Cantor offers a useful corrective, to be sure. Yet there may be something to the Frankfurt explanation as to why there is demand for overtly authoritarian entertainment. I recently watched a movie theater full of young people cheer this year’s movie adaptation of the British comic Judge Dredd, a sheer totalitarian fantasy set in a dystopian future in which the title character plays jury and executioner as well as judge. The movie seems to glorify a monolithic law-enforcement state prepared to go to any length and accept any collateral damage to accomplish its goals. Without indulging in a lengthy discourse about manufactured desire, we might nonetheless concede that fascist art is in relatively high demand. Is the anti-authoritarian strain of American pop culture really the stronger one, especially since 9/11?

The 1990s saw an unusual number of movies and television shows suggesting a skeptical view of government, perhaps none as telling as “The X-Files.” Through most of that decade it was the marquee show on Fox. If you doubt that current events can have a dramatic impact on the public’s taste in entertainment, consider that after 9/11 the next Fox show to achieve comparable success was “24.” The two programs have substantially different attitudes toward the state. FBI agent Fox Mulder in “The X-Files” is a plucky eccentric hell-bent on exposing an alien conspiracy within the upper echelons of the U.S. government, while his superiors continually try to thwart him. Jack Bauer of “24” kills, tortures, and maims without restraint in the name of national security.

Yet Cantor proves that the style of “The X-Files” won out in the end. In Gilligan Unbound, he analyzed how the show reflected Americans’ hopes and anxieties about globalization in a quintessentially ’90s way. Here he examines several post-9/11 television programs—some, like “Fringe,” more successful than others—to demonstrate how “The X-Files” also “pioneered a model of what post-9/11 popular culture would look like.”

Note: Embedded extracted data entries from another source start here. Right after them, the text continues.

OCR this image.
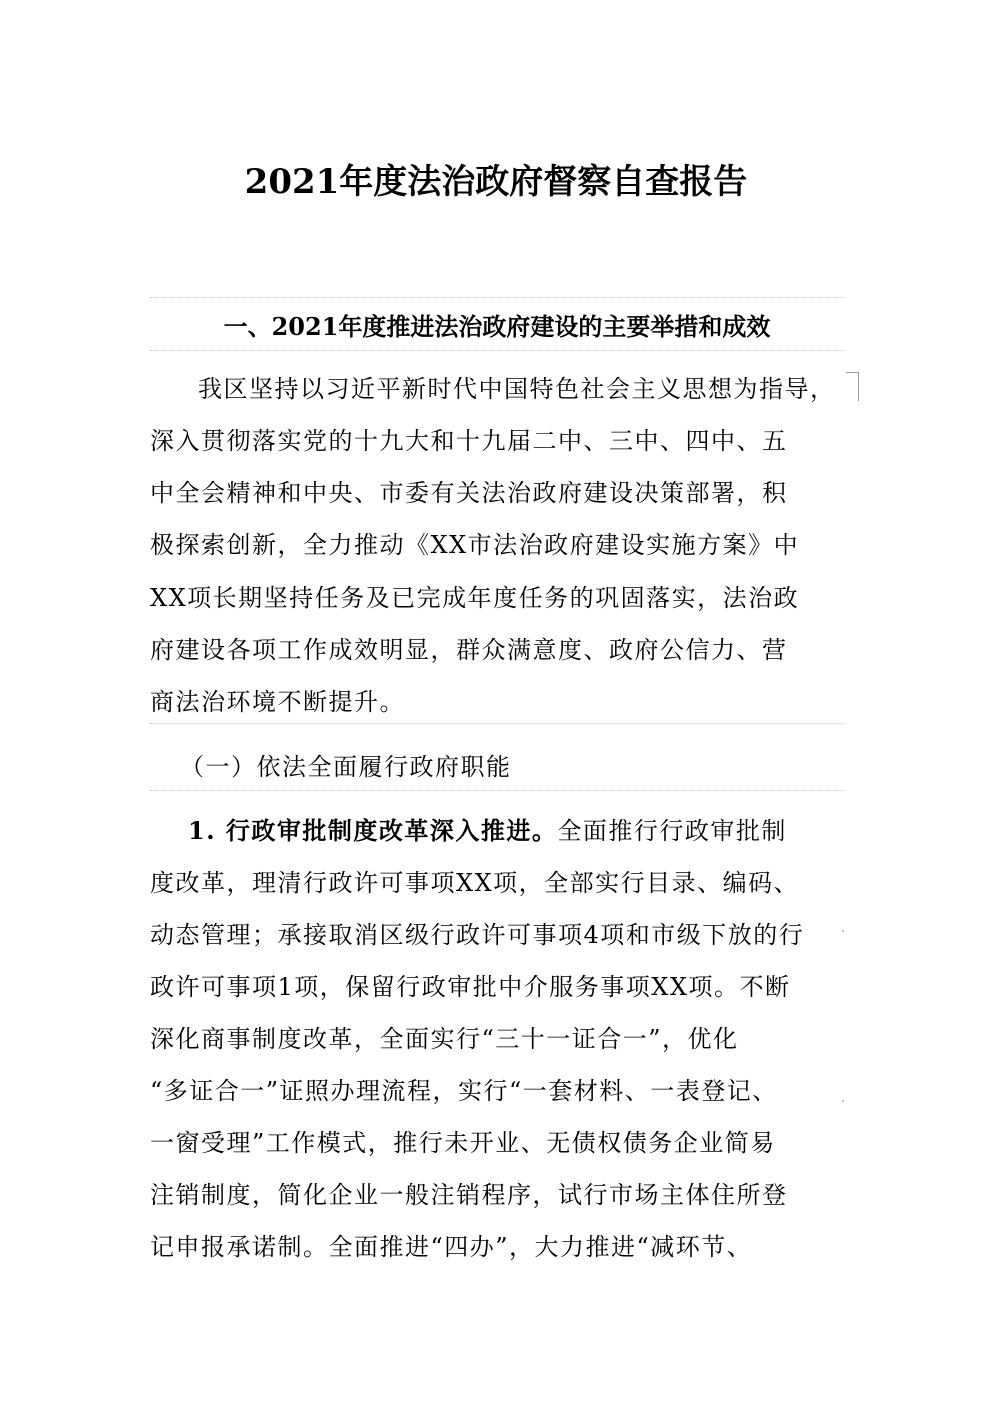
2021年度法治政府督察自查报告
一、2021年度推进法治政府建设的主要举措和成效
我区坚持以习近平新时代中国特色社会主义思想为指导，
深入贯彻落实党的十九大和十九届二中、三中、四中、五
中全会精神和中央、市委有关法治政府建设决策部署，积
极探索创新，全力推动《XX市法治政府建设实施方案》中
XX项长期坚持任务及已完成年度任务的巩固落实，法治政
府建设各项工作成效明显，群众满意度、政府公信力、营
商法治环境不断提升。
（一）依法全面履行政府职能
1. 行政审批制度改革深入推进。全面推行行政审批制
度改革，理清行政许可事项XX项，全部实行目录、编码、
动态管理；承接取消区级行政许可事项4项和市级下放的行
政许可事项1项，保留行政审批中介服务事项XX项。不断
深化商事制度改革，全面实行“三十一证合一”，优化
“多证合一”证照办理流程，实行“一套材料、一表登记、
一窗受理”工作模式，推行未开业、无债权债务企业简易
注销制度，简化企业一般注销程序，试行市场主体住所登
记申报承诺制。全面推进“四办”，大力推进“减环节、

The final episodes of “The X-Files,” in which Fox Mulder is subjected to a show trial, aired in May 2002. Watching them today, they seem like a clear indictment of the national-security state. Their suspicious attitude toward government is the opposite of what was expected by those who predicted that the 9/11 attacks would lead to an upwelling of patriotic triumphalism and the “end of irony.” Yet “The X-Files” was ahead of the critics—in more ways than one.

Cantor delves into the most eerily prescient moment in “X-Files” history, the pilot episode of the spin-off show “The Lone Gunmen,” named for a trio of Mulder’s three conspiracy-minded friends. The episode debuted on March 4, 2001 and centered on a plot to fly a commercial jet into the World Trade Center. The government, as is often the case in “The X-Files,” turns out to be behind the scheme, motivated by weaponized Keynesianism. As one of the Gunmen’s fathers explains: “The Cold War’s over, John, but with no clear enemy to stockpile against, the arms market’s flat. But bring down a fully loaded 727 into the middle of New York City and you’ll find a dozen tin-pot dictators all over the world just clamoring to take responsibility and begging to be smart-bombed.” And the episode itself fueled conspiracy theories about the attacks.

For the case that American film and television not only celebrates self-government and freedom but stands as an art form undiminished by its commercial associations, you can do no better than Paul Cantor’s new book. Though he has written in this vein before, The Invisible Hand in Popular Culture is by far his most original and comprehensive effort.

Jordan Bloom is associate editor of TAC.